La ciudadanía tiene razones suficientes para desconfiar de la administración de justicia.
Ahora mucho más cuando la delincuencia criminal hace de las suyas.
En el cantón Oña, provincia del Azuay, la semana anterior fueron capturados por la Policía cuatro sujetos, presuntos autores del asalto a una cooperativa de Ahorro y Crédito.
Según el reporte periodístico, amenazaron al guardia de seguridad con armas de fuego, sustrayéndole su revólver; obligaron a las empleadas de la cooperativa a entregarles el dinero existente en dos cajas. Luego huyeron en un automóvil y en motocicleta.
Al ser detenidos, la Policía los encontró portando armas, cartuchos, teléfonos celulares, los vehículos y una mochila con los USD 34.341 sustraídos.

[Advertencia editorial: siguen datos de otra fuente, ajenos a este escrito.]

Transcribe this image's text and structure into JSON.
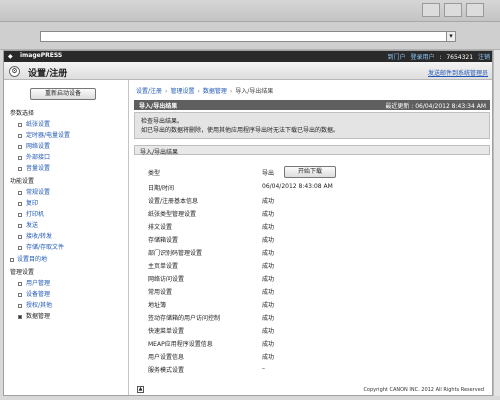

Son las evidencias del delito aquí y en cualquier país del mundo, donde la justicia ha de actuar para castigar a quienes, como en el referido caso, asaltan a mano armada.
La Fiscalía puso en manos del juez las versiones de las víctimas, el informe del reconocimiento del lugar de los hechos y de evidencias, el parte policial, pericia balística, entre otros sustentos.
Pero la autoridad, tras la audiencia de formulación de cargos los dejó libres, si bien condicionándolos a la presentación periódica y prohibirles salir del país. Es decir, les otorgó las tan pregonadas medidas cautelares.
Casos como los narrados abundan en el país ante la estupefacción ciudadana. Su seguridad está en jaque, precisamente por aquellos mal concebidos derechos constitucionales, a los cuales acuden toda clase de maleantes, o les son concedidos por los encargados de administrar justicia, parapetándose en supuestos partes policiales mal realizados o falta de pruebas.
Hay un clamor nacional por falta de seguridad; pero si la Justicia no pone lo suyo, si hay jueces timoratos, poco versados, ceden a presiones o se venden, el delito siempre tendrá puerta abierta para imponerse. Así, mal vamos.